Of course I have all the other "flu-like" symptoms, nausea, dizziness, stomach problems, weakness etc. But I'm pretty used to all that. I've even had plenty of days with sweating and chills before too. But I've never sweated this much for this long. I'm constantly changing my drenched clothes (which takes a lot of energy by the way!) Gross, but true.

It probably goes without saying that my pain has been worse too - for the first week my pain meds were barely even touching it. I had a follow-up phone call with my Seattle Lyme doc who decided, NOW OF ALL TIMES, that he'd like to send me to a pain management specialist 2 hours away, instead of continuing to dole out these pain meds. Even when I told him about my diagnosis, and that I'm quite sure the pain is from Lyme. I'm sure the thought and stress of no longer having the one thing that helps me get through my day isn't helping. It's not like I want to be on these meds, but I really need the help until I get to a point when I'm feeling better,

The other challenge has been my fungal sinus infection. This is the one thing that I noticed a positive change with right away after treatment, even through the first week we were home. In fact, the first time I stepped out of the house after a whole week of being an invalid, for a short walk to the mailbox, I told my husband how nice it was to not be consumed with the pain in my head - that I actually hadn't thought about it all week! But all it took was a trip back to work, out in the world full of pollutants, to get back to my normal. And every day back it's gotten even worse. Piercing pain behind the eyes, throbbing head, sore throat, you get the picture.

So yes, I have made it to work part time this week - and it's been great feeling some semblance of normalcy. I started to believe that I was getting over the miserable hump and on my way to healing. But I should know more than anyone that one decent day doesn't mean jack squat. Yesterday I woke up feeling just as bad as I had last week. And this is how Lyme goes. One day, or even one moment, you feel ok, and the next you're flat on your back.
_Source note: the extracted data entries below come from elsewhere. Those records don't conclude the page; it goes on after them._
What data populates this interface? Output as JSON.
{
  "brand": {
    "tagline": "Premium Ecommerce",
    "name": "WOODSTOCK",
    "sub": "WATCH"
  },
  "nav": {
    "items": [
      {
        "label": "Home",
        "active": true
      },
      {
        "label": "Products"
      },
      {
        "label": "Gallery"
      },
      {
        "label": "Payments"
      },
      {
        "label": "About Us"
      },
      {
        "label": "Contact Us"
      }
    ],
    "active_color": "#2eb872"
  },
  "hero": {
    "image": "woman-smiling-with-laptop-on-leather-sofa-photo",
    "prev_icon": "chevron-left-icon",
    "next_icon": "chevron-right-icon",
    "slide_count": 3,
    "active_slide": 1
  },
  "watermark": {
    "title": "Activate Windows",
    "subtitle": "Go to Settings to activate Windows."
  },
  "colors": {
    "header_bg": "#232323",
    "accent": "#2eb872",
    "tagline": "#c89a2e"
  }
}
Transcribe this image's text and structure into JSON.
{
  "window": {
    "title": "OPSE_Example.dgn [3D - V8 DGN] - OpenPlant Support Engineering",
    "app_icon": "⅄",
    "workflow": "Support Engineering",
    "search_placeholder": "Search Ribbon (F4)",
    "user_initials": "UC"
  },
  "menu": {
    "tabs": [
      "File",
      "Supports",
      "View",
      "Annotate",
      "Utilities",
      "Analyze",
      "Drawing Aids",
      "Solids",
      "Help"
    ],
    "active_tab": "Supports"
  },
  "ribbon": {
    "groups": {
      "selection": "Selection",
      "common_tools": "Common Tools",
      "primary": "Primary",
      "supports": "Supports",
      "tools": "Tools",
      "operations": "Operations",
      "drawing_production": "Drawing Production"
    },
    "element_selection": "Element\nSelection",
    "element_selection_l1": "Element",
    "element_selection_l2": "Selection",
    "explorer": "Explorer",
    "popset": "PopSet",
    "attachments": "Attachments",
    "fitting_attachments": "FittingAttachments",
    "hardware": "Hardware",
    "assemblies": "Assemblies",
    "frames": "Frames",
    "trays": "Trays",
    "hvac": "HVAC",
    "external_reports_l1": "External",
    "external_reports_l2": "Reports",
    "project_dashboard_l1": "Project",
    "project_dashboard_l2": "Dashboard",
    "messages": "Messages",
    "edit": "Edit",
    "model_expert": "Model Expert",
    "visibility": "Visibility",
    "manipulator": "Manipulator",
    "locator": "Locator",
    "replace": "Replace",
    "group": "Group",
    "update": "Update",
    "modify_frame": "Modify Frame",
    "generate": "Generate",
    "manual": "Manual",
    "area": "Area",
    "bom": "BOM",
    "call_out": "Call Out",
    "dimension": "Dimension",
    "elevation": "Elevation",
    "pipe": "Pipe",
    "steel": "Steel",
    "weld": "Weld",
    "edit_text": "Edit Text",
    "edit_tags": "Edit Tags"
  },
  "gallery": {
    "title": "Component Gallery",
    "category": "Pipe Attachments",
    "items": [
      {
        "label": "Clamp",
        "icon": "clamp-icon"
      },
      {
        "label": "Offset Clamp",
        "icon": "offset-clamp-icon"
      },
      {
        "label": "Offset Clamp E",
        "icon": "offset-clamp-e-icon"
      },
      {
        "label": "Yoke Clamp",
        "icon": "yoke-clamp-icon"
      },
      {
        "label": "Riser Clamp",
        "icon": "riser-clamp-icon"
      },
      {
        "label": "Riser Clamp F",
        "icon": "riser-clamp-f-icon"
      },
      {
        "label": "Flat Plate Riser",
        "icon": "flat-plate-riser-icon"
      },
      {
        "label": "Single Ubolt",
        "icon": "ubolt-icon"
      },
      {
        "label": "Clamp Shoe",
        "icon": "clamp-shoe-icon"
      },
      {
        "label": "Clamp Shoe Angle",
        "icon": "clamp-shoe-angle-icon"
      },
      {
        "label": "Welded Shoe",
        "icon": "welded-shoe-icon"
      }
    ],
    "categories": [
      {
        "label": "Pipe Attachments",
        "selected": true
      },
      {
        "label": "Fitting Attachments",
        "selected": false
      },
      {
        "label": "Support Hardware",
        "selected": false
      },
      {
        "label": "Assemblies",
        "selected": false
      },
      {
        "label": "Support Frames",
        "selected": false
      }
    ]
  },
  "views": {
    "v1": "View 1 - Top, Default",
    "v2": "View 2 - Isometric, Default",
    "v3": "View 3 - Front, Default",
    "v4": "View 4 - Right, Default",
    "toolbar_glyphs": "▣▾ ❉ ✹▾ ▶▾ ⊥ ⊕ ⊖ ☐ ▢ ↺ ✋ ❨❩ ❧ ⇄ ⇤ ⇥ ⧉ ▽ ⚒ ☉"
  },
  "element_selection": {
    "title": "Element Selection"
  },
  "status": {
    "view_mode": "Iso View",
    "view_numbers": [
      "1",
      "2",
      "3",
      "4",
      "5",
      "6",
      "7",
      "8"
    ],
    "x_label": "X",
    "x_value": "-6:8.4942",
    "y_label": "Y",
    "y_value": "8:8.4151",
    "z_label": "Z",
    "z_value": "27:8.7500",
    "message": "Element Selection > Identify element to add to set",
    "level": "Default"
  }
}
Even now as I write this, I feel ok. Earlier today, I got up to take my pills and make breakfast, and I blacked out and got so lightheaded and nauseous that I had to beeline for the couch. Moving was not an option. This has happened a lot, and usually has me down for the count for hours at a minimum. That walk I was finally able to take last Saturday? It made my whole body feel like I was sore and bruised - like I had been hit by a car, or had slaved away a whole day in the gym. There are so many things like this that I just can't put into words to describe. I'm reading all this back to myself and it really doesn't even sound nearly as bad as it really is.

As you can imagine, weeks of laying on the couch can get a little depressing as well. Even though I'm hopeful that this treatment is the answer to my prayers, it's difficult not to feel like these symptoms are never going to end when I'm in the middle of it all. I had to miss out on my husband's birthday dinner, and felt especially lonely that night, but am glad he got to get out and enjoy time with his family. The next day was Halloween, and as fun as it was to see Facebook blow up with fun costume pictures, it was an obvious reminder of things I can't do, and the kidless, event-less life that we've been leading for so long.

Three months (when people start feeling better after treatment, on average) seems like a long ways away, but I'm not giving up hope. I know it's going to get worse before it gets better. And with everything the doctor found, I have a LOT of toxins to eliminate from this body. It will be a long, hard road, but I'm looking forward to seeing that light at the end of the tunnel.